ECUADOR PROTESTS—Tens of thousands of Ecuadorians marched in the city of Cuenca on Tuesday to demand the suspension of a gold mine, defying a “state of exception” issued the same day by President Daniel Noboa. The anti-mining action merged with nation-wide protests against the government’s decision to cut fuel subsidies, something Noboa vowed not to do but announced last week through his cabinet. Anticipating unrest, Noboa took the drastic step of temporarily relocating the presidency from Quito to the Indigenous city of Latacunga, a move analysts saw as an attempt to avoid protests in the capital and confront organized Indigenous movements in situ. Fuel subsidy cuts have historically been explosive: in 2019, similar hikes triggered a massive uprising that was met with violent repression and mass arrests, forcing the government to reverse its IMF-backed austerity package. Today’s movements are mobilizing with the same goal.

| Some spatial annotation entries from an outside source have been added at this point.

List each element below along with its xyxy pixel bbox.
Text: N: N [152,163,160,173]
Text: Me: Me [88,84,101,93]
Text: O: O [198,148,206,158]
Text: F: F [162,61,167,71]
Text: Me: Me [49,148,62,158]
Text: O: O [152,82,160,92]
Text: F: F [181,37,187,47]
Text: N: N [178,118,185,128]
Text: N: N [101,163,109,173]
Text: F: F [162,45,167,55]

LATIN AMERICA DEADLIEST REGION—Four out of five land defenders murdered worldwide in 2024 were from Latin America, according to a new Global Witness report. Of 120 activists killed globally, 146 were from the region. Colombia remained the deadliest country for land defenders—with 48 activists murdered. Guatemala followed with 20 deaths—a fivefold increase from the year before, giving the country the unfortunate distinction of having the most killings per capita in the world. Mexico and Brazil recorded more than 10 killings each. The report urged governments to strengthen land rights, recognize and protect local communities, investigate crimes transparently, and adopt international frameworks like the2018 Escazú Agreement. It also called for formal recognition of the crucial role played by land defenders at the upcoming COP 30 conference in Belém. Nearly three quarters of all such killings over the last 13 years have occurred in Latin America and the Caribbean.